浦沢直樹
MONSTER (全18冊)
ガイド
書誌
author | 浦沢直樹 |
publisher | 小学館 |
year | 1995-2002 |
price | 552+tax (18巻) |
isbn | 9-185278-5 (18巻) |
目次
1 | 本文 |
履歴
editor | 唯野 |
2002.3.? | 読了 |
2002.7.1 | 公開 |
2007.1.30 | 修正 |
2020.2.25 | 文字化け修正 |
かなり方々において話題となった作品。しかし、個人的には後半をほとんど細切れに読んでいたため(新刊が出るたびにその巻だけ読んでいたということ)、話のつながりがいまいち希薄で最後も「あー、終ったのね」という感じだった。多分、全体をまとめて読めばもっとおもしろかったろうと思うのだが(浦沢直樹の『オリジナル』掲載作品には外れがないので)、そういう意味ではちょっともったいない感じのした本だった。(実際、書店などだと 10 巻過ぎ辺りから人気に火が付いたらしいが、そのため私としては初めの方が印象に残っている。)

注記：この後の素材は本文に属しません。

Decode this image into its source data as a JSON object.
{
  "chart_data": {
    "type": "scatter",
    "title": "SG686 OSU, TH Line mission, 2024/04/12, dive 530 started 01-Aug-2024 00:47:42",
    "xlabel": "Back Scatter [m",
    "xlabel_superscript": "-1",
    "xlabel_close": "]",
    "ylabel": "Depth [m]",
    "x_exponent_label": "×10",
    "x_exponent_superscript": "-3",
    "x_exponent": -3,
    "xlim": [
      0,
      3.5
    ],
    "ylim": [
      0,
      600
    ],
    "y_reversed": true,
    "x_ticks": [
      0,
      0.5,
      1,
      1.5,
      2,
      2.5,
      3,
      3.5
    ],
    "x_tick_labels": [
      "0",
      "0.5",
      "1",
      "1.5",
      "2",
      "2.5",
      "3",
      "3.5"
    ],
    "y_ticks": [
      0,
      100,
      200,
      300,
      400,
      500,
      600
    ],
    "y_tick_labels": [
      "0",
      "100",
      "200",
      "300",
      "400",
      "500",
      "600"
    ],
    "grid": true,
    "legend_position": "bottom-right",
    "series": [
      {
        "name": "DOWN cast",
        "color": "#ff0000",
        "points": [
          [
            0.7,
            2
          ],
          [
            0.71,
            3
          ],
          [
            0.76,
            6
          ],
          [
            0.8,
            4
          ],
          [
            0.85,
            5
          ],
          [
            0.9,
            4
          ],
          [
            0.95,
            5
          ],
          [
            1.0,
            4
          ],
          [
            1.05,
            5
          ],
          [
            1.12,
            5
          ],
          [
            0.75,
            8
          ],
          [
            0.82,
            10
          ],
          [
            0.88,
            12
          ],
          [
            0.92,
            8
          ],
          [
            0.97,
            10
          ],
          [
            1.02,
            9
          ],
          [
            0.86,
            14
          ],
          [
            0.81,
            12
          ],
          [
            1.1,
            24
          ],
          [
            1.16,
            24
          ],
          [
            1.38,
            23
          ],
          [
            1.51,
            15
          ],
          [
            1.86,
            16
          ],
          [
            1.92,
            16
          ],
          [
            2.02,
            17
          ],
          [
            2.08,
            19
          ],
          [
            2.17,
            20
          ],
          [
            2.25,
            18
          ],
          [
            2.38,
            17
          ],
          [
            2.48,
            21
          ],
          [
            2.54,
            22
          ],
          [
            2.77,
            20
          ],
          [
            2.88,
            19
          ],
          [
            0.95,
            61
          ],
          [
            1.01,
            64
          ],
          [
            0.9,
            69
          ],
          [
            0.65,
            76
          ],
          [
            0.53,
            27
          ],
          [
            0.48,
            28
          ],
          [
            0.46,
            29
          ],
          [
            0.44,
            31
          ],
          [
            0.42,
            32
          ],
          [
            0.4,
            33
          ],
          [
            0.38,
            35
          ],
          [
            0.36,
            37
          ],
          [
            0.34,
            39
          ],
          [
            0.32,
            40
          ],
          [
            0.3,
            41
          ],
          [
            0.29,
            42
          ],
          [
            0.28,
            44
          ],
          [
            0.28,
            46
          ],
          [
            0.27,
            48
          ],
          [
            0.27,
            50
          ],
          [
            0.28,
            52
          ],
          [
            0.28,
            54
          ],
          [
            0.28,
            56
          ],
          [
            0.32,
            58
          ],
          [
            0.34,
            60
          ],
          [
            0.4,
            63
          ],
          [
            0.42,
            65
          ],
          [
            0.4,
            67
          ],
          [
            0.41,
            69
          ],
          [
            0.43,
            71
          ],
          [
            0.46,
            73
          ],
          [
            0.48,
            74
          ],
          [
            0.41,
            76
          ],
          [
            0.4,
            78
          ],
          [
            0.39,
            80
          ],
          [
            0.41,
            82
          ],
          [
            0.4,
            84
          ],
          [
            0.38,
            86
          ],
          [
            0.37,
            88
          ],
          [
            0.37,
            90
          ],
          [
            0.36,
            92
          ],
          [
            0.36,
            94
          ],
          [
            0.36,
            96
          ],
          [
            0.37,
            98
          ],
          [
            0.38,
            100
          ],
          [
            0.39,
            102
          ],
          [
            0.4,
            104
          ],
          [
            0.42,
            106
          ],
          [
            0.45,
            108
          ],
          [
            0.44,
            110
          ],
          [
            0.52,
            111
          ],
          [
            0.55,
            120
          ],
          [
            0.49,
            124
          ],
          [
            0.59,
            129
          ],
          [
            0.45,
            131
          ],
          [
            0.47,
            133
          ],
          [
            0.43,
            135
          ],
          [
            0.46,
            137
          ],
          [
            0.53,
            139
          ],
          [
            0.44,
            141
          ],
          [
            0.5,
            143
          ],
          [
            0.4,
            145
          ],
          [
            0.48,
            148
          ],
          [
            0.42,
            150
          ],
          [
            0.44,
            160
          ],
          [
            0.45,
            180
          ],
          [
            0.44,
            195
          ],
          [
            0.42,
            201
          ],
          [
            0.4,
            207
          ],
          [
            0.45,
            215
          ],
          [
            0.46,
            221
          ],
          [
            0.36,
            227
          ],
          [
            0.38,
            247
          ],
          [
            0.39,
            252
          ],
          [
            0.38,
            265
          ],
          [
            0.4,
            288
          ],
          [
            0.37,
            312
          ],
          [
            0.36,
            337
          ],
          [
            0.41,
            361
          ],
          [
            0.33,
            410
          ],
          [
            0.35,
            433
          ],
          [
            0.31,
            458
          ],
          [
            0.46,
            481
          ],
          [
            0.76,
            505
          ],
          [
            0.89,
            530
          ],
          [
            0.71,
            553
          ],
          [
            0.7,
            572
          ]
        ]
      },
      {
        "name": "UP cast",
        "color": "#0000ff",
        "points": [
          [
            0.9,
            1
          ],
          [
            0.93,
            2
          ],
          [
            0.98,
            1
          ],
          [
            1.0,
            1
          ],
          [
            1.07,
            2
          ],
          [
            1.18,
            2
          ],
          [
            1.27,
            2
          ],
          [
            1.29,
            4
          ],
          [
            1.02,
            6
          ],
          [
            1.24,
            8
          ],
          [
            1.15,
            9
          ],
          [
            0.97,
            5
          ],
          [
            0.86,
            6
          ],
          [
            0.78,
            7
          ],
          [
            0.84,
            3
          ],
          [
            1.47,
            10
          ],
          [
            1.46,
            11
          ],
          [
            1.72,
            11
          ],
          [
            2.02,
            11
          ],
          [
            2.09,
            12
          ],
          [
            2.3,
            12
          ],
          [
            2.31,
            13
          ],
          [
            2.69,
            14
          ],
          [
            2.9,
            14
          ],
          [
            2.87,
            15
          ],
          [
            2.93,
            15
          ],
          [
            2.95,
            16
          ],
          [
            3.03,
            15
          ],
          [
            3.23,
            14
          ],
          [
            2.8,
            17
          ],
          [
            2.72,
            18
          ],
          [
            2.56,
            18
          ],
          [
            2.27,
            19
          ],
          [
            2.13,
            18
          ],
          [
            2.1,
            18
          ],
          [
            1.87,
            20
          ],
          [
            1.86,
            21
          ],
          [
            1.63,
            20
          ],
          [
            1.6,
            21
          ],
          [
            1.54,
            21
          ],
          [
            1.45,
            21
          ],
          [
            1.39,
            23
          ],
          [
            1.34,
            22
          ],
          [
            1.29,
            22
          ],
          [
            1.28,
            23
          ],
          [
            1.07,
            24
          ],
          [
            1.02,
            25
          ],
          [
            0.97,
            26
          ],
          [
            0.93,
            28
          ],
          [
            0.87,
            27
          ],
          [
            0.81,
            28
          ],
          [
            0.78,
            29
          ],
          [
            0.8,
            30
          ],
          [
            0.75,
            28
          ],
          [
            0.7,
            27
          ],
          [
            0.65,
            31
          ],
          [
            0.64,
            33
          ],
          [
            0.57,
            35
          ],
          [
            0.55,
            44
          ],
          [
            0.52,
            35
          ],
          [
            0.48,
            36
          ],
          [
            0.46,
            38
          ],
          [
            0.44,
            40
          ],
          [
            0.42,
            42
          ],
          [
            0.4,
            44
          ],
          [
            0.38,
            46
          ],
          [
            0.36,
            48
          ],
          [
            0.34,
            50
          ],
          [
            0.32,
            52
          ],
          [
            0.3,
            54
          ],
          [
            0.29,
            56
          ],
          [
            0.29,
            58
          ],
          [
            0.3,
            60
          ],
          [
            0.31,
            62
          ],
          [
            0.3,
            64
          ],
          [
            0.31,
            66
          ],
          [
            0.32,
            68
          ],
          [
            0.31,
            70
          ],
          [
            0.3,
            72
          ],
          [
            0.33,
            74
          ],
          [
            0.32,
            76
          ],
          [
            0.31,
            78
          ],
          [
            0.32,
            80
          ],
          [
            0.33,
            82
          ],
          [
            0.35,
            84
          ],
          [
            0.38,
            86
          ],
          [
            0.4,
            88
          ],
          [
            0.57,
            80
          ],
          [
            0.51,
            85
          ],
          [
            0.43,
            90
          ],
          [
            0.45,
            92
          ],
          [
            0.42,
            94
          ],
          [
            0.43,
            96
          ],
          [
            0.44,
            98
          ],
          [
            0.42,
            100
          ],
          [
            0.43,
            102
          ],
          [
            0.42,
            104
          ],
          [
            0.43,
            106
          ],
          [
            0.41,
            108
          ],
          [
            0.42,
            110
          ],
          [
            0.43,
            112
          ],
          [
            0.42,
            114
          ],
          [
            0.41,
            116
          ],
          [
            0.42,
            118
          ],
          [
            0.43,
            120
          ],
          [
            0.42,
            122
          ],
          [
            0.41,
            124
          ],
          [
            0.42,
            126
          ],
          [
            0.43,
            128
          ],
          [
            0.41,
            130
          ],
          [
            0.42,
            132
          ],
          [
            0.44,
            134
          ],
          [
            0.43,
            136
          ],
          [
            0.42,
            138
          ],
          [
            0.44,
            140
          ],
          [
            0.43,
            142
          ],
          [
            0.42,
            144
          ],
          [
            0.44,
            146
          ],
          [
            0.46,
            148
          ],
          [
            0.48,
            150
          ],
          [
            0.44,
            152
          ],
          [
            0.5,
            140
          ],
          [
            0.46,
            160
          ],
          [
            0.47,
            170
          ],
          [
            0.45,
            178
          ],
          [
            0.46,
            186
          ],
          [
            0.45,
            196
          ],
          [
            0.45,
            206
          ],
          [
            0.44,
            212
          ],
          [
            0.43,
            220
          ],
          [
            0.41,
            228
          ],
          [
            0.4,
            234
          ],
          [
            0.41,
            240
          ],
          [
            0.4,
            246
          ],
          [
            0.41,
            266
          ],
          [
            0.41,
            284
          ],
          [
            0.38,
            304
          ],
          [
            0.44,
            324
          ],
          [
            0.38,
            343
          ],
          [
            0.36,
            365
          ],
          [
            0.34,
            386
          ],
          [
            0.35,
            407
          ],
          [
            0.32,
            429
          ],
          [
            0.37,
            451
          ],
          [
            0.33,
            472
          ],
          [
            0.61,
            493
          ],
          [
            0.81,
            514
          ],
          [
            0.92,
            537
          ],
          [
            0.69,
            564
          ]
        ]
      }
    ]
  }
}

本当に恐ろしいものとは何なのか ? それは悪魔のような人間なのではなくて、身近な人間が簡単に悪魔的になりえるその瞬間、即ち我々自身の変貌の側面なのではないか――というのが、この本の投げかけるメッセージのひとつだと私は思う。そして、そういうことを伏線的に伝えていく、そのさりげなさが秀逸だ。いうまでもなく、この手のメッセージは直接的にいうよりも、距離を置いた方がホラーなどと冠される作品には似合っている。もっといえば、(既にどこかで書いたような気もするが)本当の恐怖は惨劇そのものよりも――惨劇を予感させる読み手の想像力の中でそれが具体的なビジョンにつながるとき――だからである。
まあ、時間があればまとめて読み返したいが、以前の巻が田舎のダンボールのどこに埋れているのか全く不明なので、実質的にしばらくは断念せざるを得なさそうである。なお、いうまでもなく私のお気に入りが、キーボードがあろうとなかろうと片手でカタカタと鳴らせられるルンゲ警部なのはいうまでもない。